Abstract 36P
Background
Multigene tests provide information that may guide the optimal treatment regimen for breast cancer (BCa) patients. However, assignment of an individual tumor to any subtype/prognostic risk group shows only moderate reproducibility depending on the assay, tumor composition, gene list and expression thresholds. This single-sample discordance impedes clinical use and raises important questions about which is the right test and whether multiple tests are better than one.
Methods
We used multiplexed RNA fluorescent in situ hybridization of four BCa biomarkers, estrogen/progesterone/Her2/Ki67, to guide laser capture microdissection followed by RNAseq. This technique, called mFISHseq, ensures tumor purity, facilitates interrogation of tumor heterogeneity, permitting unbiased whole transcriptome analysis. To ascertain multigene test discordance, we applied mFISHseq on a cohort of 1,082 FFPE breast tumors with detailed clinicopathological data and derived molecular subtypes using research based PAM50, AIMS, and our own 293-gene subtyping classifier. We also assigned patients to prognostic risk groups using research based OncotypeDX, GENE70, risk of recurrence by subtype, and GGI.
Results
We observed considerable discordance with 24% and 61% of patients having at least one multigene test in disagreement for molecular subtyping and prognostic risk assignment, respectively. To improve single sample concordance, we implemented a simple voting scheme of the multigene classifiers to assign a consensus molecular subtype/risk group. Consensus subtyping reclassified 30% of patients into subtypes that better fit their transcriptomic risk and outcome, and further identified that 60% of these patients received suboptimal treatment. Likewise, our consensus prognostic risk approach mitigated discordance and provided prognostic insights for patients with high, low, and ultra-low risk.
Conclusions
By leveraging spatially resolved, tumor enriched transcriptome profiling, mFISHseq alleviated sample-level discordance and assigned individuals to molecular subtypes/prognostic risk groups that better matched their outcome, thus resolving limitations to clinical adoption.

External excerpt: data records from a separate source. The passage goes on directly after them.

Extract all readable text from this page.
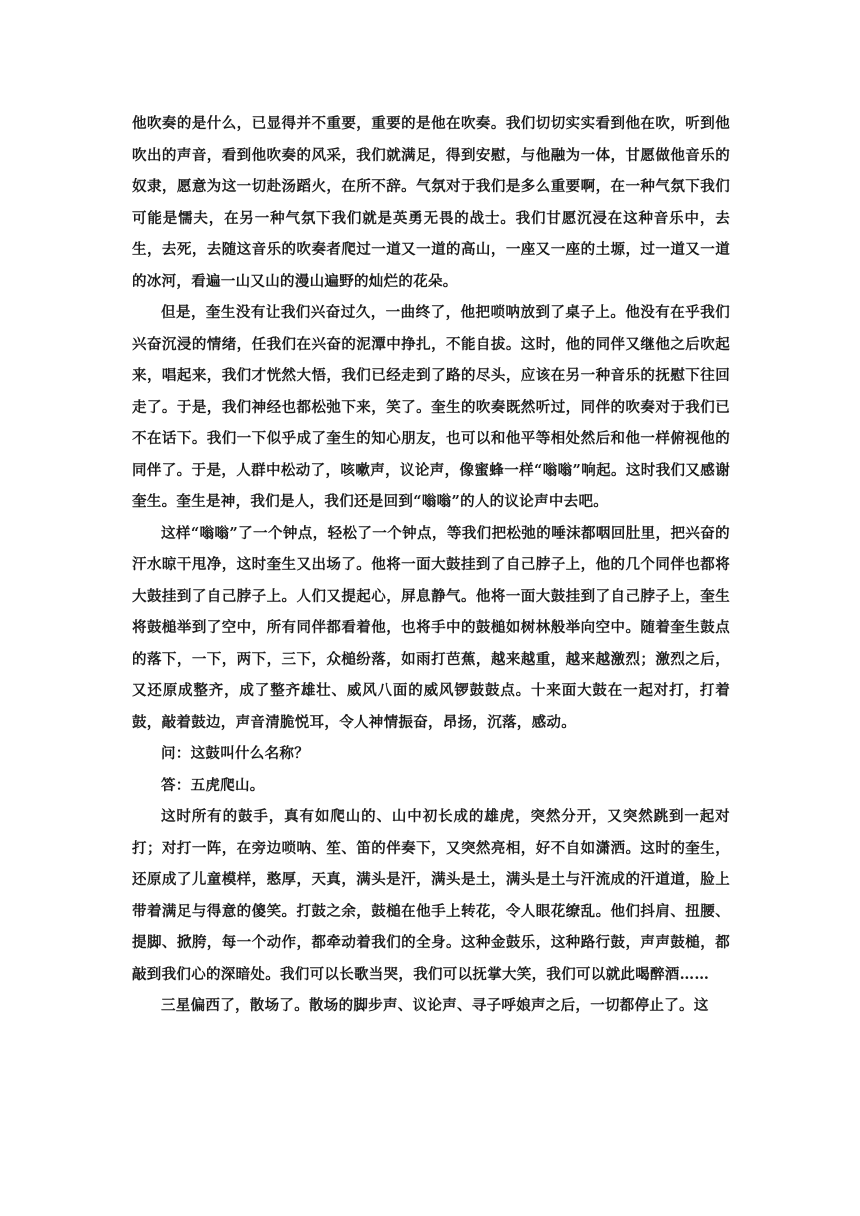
他吹奏的是什么，已显得并不重要，重要的是他在吹奏。我们切切实实看到他在吹，听到他吹出的声音，看到他吹奏的风采，我们就满足，得到安慰，与他融为一体，甘愿做他音乐的奴隶，愿意为这一切赴汤蹈火，在所不辞。气氛对于我们是多么重要啊，在一种气氛下我们可能是懦夫，在另一种气氛下我们就是英勇无畏的战士。我们甘愿沉浸在这种音乐中，去生，去死，去随这音乐的吹奏者爬过一道又一道的高山，一座又一座的土塬，过一道又一道的冰河，看遍一山又山的漫山遍野的灿烂的花朵。

但是，奎生没有让我们兴奋过久，一曲终了，他把唢呐放到了桌子上。他没有在乎我们兴奋沉浸的情绪，任我们在兴奋的泥潭中挣扎，不能自拔。这时，他的同伴又继他之后吹起来，唱起来，我们才恍然大悟，我们已经走到了路的尽头，应该在另一种音乐的抚慰下往回走了。于是，我们神经也都松弛下来，笑了。奎生的吹奏既然听过，同伴的吹奏对于我们已不在话下。我们一下似乎成了奎生的知心朋友，也可以和他平等相处然后和他一样俯视他的同伴了。于是，人群中松动了，咳嗽声，议论声，像蜜蜂一样“嗡嗡”响起。这时我们又感谢奎生。奎生是神，我们是人，我们还是回到“嗡嗡”的人的议论声中去吧。

这样“嗡嗡”了一个钟点，轻松了一个钟点，等我们把松弛的唾沫都咽回肚里，把兴奋的汗水晾干甩净，这时奎生又出场了。他将一面大鼓挂到了自己脖子上，他的几个同伴也都将大鼓挂到了自己脖子上。人们又提起心，屏息静气。他将一面大鼓挂到了自己脖子上，奎生将鼓槌举到了空中，所有同伴都看着他，也将手中的鼓槌如树林般举向空中。随着奎生鼓点的落下，一下，两下，三下，众槌纷落，如雨打芭蕉，越来越重，越来越激烈；激烈之后，又还原成整齐，成了整齐雄壮、威风八面的威风锣鼓鼓点。十来面大鼓在一起对打，打着鼓，敲着鼓边，声音清脆悦耳，令人神情振奋，昂扬，沉落，感动。

问：这鼓叫什么名称？

答：五虎爬山。

这时所有的鼓手，真有如爬山的、山中初长成的雄虎，突然分开，又突然跳到一起对打；对打一阵，在旁边唢呐、笙、笛的伴奏下，又突然亮相，好不自如潇洒。这时的奎生，还原成了儿童模样，憨厚，天真，满头是汗，满头是土，满头是土与汗流成的汗道道，脸上带着满足与得意的傻笑。打鼓之余，鼓槌在他手上转花，令人眼花缭乱。他们抖肩、扭腰、提脚、掀胯，每一个动作，都牵动着我们的全身。这种金鼓乐，这种路行鼓，声声鼓槌，都敲到我们心的深暗处。我们可以长歌当哭，我们可以抚掌大笑，我们可以就此喝醉酒……

三星偏西了，散场了。散场的脚步声、议论声、寻子呼娘声之后，一切都停止了。这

Legal entity responsible for the study
The authors.
Funding
MultiplexDX, EIC Accelerator grant (agreement No 946693), FP is funded in part by an NIH/NCI P50 CA24779 01 grant.
Disclosure
E.D. Paul: Financial Interests, Personal, Full or part-time Employment: MultiplexDX; Financial Interests, Personal, Stocks/Shares: MultiplexDX; Financial Interests, Personal, Funding: MultiplexDX; Non-Financial Interests, Member: ASCO. B. Huraiová, N. Valková, N. Matyašovská, D. Gábrišová, S. Gubová, H. Ignačáková, T. Ondris, S. Bendíková, D. Lovíšek, M. Gala: Financial Interests, Personal, Full or part-time Employment: MultiplexDX; Financial Interests, Personal, Funding: MultiplexDX. M. Ristová: Financial Interests, Personal, Training: MultiplexDX; Financial Interests, Personal, Funding: MultiplexDX. I. Comino-Méndez: Financial Interests, Personal, Speaker’s Bureau: Menarini. F. Pareja: Financial Interests, Personal, Advisory Board: MultiplexDX; Financial Interests, Personal, Advisory Role: AstraZeneca. J.N. Kather: Financial Interests, Personal, Stocks/Shares: StratifAI; Financial Interests, Personal, Invited Speaker: AstraZeneca, Bayer, Eisai, Janssen, MSD, BMS, Roche, Pfizer, Fresenius; Financial Interests, Personal, Advisory Board: Owkin, DoMore Diagnostics, Panakeia, MultiplexDX; Financial Interests, Personal, Advisory Role: Scailyte, Cancilico, Mindpeak, Histofy; Financial Interests, Personal, Funding: GSK. P. Cekan: Financial Interests, Personal, Full or part-time Employment: MultiplexDX; Financial Interests, Personal, Leadership Role: MultiplexDX; Financial Interests, Personal, Ownership Interest: MultiplexDX; Financial Interests, Personal, Funding: MultiplexDX. All other authors have declared no conflicts of interest.